LAS VEGAS — 2024 is going to be the year where the accounts receivable management industry will find out just how well-positioned consumers are to keep making payments on their debts and this will be a year where heightened placement volume will soften the blow of decreasing liquidation rates, according to a panel discussing the impact of the economy on the industry at RMAI’s Annual Conference yesterday.
There are plenty of warning signs that consumers are struggling to make ends meet, largely as a result of inflation that has raised prices during the past two years. The savings rate is only at 4%, which is half of what it was before the COVID-19 pandemic. As well, the amount of extra money that consumers are dedicating to their debt payments is dwindling, which is also a sign that consumers don’t have as much money to pay their debts.

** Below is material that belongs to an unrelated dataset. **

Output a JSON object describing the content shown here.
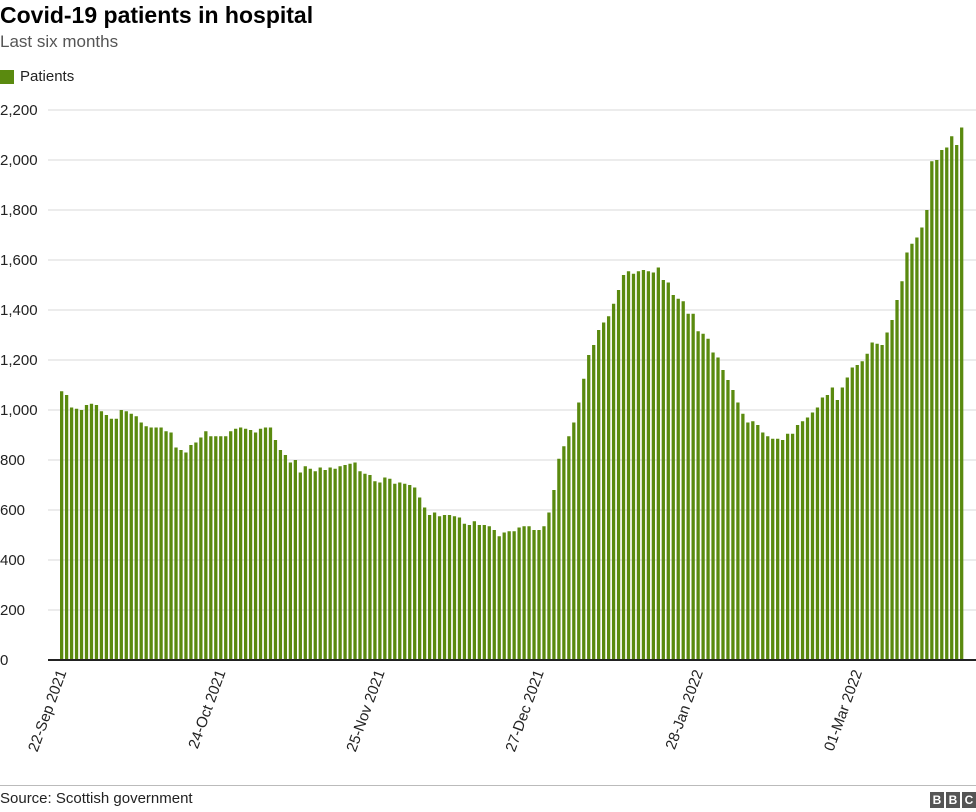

Prospects that the Federal Reserve Board will begin cutting interest rates at some point this year could help ease inflationary pressures and help improve consumers’ financial situations, the panel noted.
“The high volume of accounts will soften the blow of softer liquidation rates,” said Matt Russell of TRAKAmerica during the discussion. “We will also likely see a spike in legal collections in 12-to-24 months.”
Another potential problem for companies is that consumers are re-prioritizing their debt obligations, focusing more on making sure their rent and mortgages are getting paid and other debts, like unsecured debts or debts that are not being credit reported, are becoming less important, said Dan Simmons from TransUnion.